I would strongly suggest you get before the Lord and repent for your choosing to control the situation the way you have and lay it all at His feet. I would give it all to Him and tell Him you want only HIS will in your life, love, and business and not that your will be done…only His…and then be willing to follow through with what He does with it all. I realize you must think that everything you have done was out of sacrifice for your family’s needs, but the fruit is just not there from what I can see. Maybe you will lose the business and the house, but know that if that is the will of the Lord, He will make a way for you to provide for and house your family if you continue to seek His will and your relationship with Him is first and foremost. His love and direction for our lives does not always look anything remotely resembling what we thought it should look like, but God’s divine plans rarely do. I pray that you can find a peace in walking a new walk of blind faith in Him and Him alone. “Lean not on your own understanding; in all your ways acknowledge Him and he will make your paths straight.” Give Him the chance to restore all that the canker worm has obviously worked overtime in destroying in your life and relationships.

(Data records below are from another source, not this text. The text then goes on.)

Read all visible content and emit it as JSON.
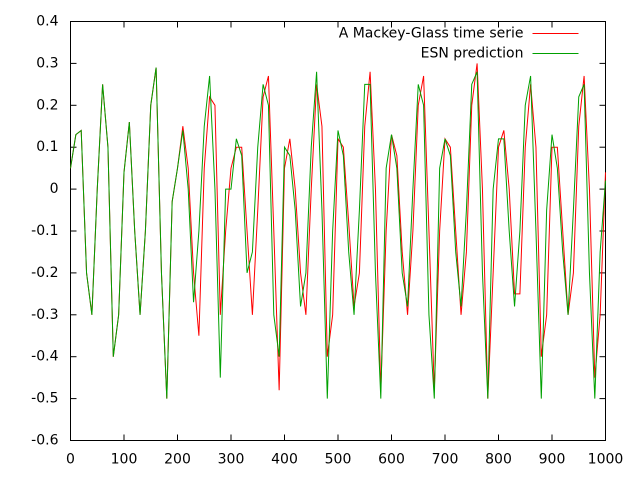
{
  "chart_data": {
    "type": "line",
    "x": [
      0,
      10,
      20,
      30,
      40,
      50,
      60,
      70,
      80,
      90,
      100,
      110,
      120,
      130,
      140,
      150,
      160,
      170,
      180,
      190,
      200,
      210,
      220,
      230,
      240,
      250,
      260,
      270,
      280,
      290,
      300,
      310,
      320,
      330,
      340,
      350,
      360,
      370,
      380,
      390,
      400,
      410,
      420,
      430,
      440,
      450,
      460,
      470,
      480,
      490,
      500,
      510,
      520,
      530,
      540,
      550,
      560,
      570,
      580,
      590,
      600,
      610,
      620,
      630,
      640,
      650,
      660,
      670,
      680,
      690,
      700,
      710,
      720,
      730,
      740,
      750,
      760,
      770,
      780,
      790,
      800,
      810,
      820,
      830,
      840,
      850,
      860,
      870,
      880,
      890,
      900,
      910,
      920,
      930,
      940,
      950,
      960,
      970,
      980,
      990,
      1000
    ],
    "series": [
      {
        "name": "A Mackey-Glass time serie",
        "color": "#ff0000",
        "values": [
          0.05,
          0.13,
          0.14,
          -0.2,
          -0.3,
          0.0,
          0.25,
          0.1,
          -0.4,
          -0.3,
          0.04,
          0.16,
          -0.1,
          -0.3,
          -0.1,
          0.2,
          0.29,
          -0.2,
          -0.5,
          -0.03,
          0.05,
          0.15,
          0.05,
          -0.2,
          -0.35,
          0.05,
          0.22,
          0.2,
          -0.3,
          -0.1,
          0.05,
          0.1,
          0.1,
          -0.1,
          -0.3,
          -0.05,
          0.22,
          0.27,
          -0.1,
          -0.48,
          0.05,
          0.12,
          0.0,
          -0.2,
          -0.3,
          0.0,
          0.25,
          0.15,
          -0.4,
          -0.3,
          0.12,
          0.1,
          -0.08,
          -0.28,
          -0.2,
          0.15,
          0.28,
          0.0,
          -0.48,
          -0.1,
          0.13,
          0.08,
          -0.15,
          -0.3,
          -0.1,
          0.2,
          0.27,
          -0.1,
          -0.48,
          -0.1,
          0.12,
          0.1,
          -0.1,
          -0.3,
          -0.15,
          0.2,
          0.3,
          0.0,
          -0.5,
          -0.2,
          0.1,
          0.14,
          0.0,
          -0.25,
          -0.25,
          0.1,
          0.25,
          0.1,
          -0.4,
          -0.3,
          0.1,
          0.1,
          -0.1,
          -0.3,
          -0.2,
          0.15,
          0.27,
          0.0,
          -0.45,
          -0.3,
          0.04
        ]
      },
      {
        "name": "ESN prediction",
        "color": "#00a000",
        "values": [
          0.05,
          0.13,
          0.14,
          -0.2,
          -0.3,
          0.0,
          0.25,
          0.1,
          -0.4,
          -0.3,
          0.04,
          0.16,
          -0.1,
          -0.3,
          -0.1,
          0.2,
          0.29,
          -0.2,
          -0.5,
          -0.03,
          0.05,
          0.14,
          0.0,
          -0.27,
          -0.1,
          0.15,
          0.27,
          0.0,
          -0.45,
          0.0,
          0.0,
          0.12,
          0.08,
          -0.2,
          -0.15,
          0.1,
          0.25,
          0.2,
          -0.3,
          -0.4,
          0.1,
          0.08,
          -0.05,
          -0.28,
          -0.2,
          0.1,
          0.28,
          -0.05,
          -0.5,
          -0.1,
          0.14,
          0.08,
          -0.15,
          -0.3,
          -0.05,
          0.25,
          0.25,
          -0.2,
          -0.5,
          0.05,
          0.13,
          0.05,
          -0.2,
          -0.28,
          0.0,
          0.25,
          0.2,
          -0.3,
          -0.5,
          0.05,
          0.12,
          0.08,
          -0.15,
          -0.28,
          -0.05,
          0.25,
          0.28,
          -0.2,
          -0.5,
          0.0,
          0.12,
          0.12,
          -0.1,
          -0.28,
          -0.1,
          0.2,
          0.27,
          -0.1,
          -0.5,
          -0.05,
          0.13,
          0.05,
          -0.15,
          -0.3,
          -0.05,
          0.22,
          0.25,
          -0.2,
          -0.5,
          -0.15,
          0.02
        ]
      }
    ],
    "xlim": [
      0,
      1000
    ],
    "xticks": [
      0,
      100,
      200,
      300,
      400,
      500,
      600,
      700,
      800,
      900,
      1000
    ],
    "ylim": [
      -0.6,
      0.4
    ],
    "yticks": [
      -0.6,
      -0.5,
      -0.4,
      -0.3,
      -0.2,
      -0.1,
      0,
      0.1,
      0.2,
      0.3,
      0.4
    ],
    "legend": "top-right"
  }
}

I pray that your new wife returns to your family; that is, of course, if it was His will for her to be there in the first place. Laying her and your step daughter down at His feet is the most precious symbol of love you can do for them, because He will never leave or forsake them. If the Lord so chooses to reconcile her back to you, please love her selflessly without her performance and carrying your burdens being an agenda. Please love her for who she is not what she can do for you. You may find that the results of that one thing could be one of the biggest and most precious experiences of your life. A woman who knows she is loved unconditionally loves back in measures that are hard to even put in words. I would love for you, her, and the whole family to experience a bond between you all that is unbreakable and divinely inspirited.

In Christ’s love,
Deborah
 
she made it official last night. she will be leaving at Christmas. She is leaving because she and first wife cannot get along.
 
Sounds good news in that she hasn't actually left yet, and you've got 3 months to work on a solution that might help her change her mind. There's always a bright side.

What about their relationship makes her wish to leave? Could a solution be separate housing so they're not butting heads all the time? Yes, that would cost money, but you'd be far from the first person to find they had to do it, remember even Rachel and Leah had separate tents. Is there something else that you can work on?

You've got more time for prayer also.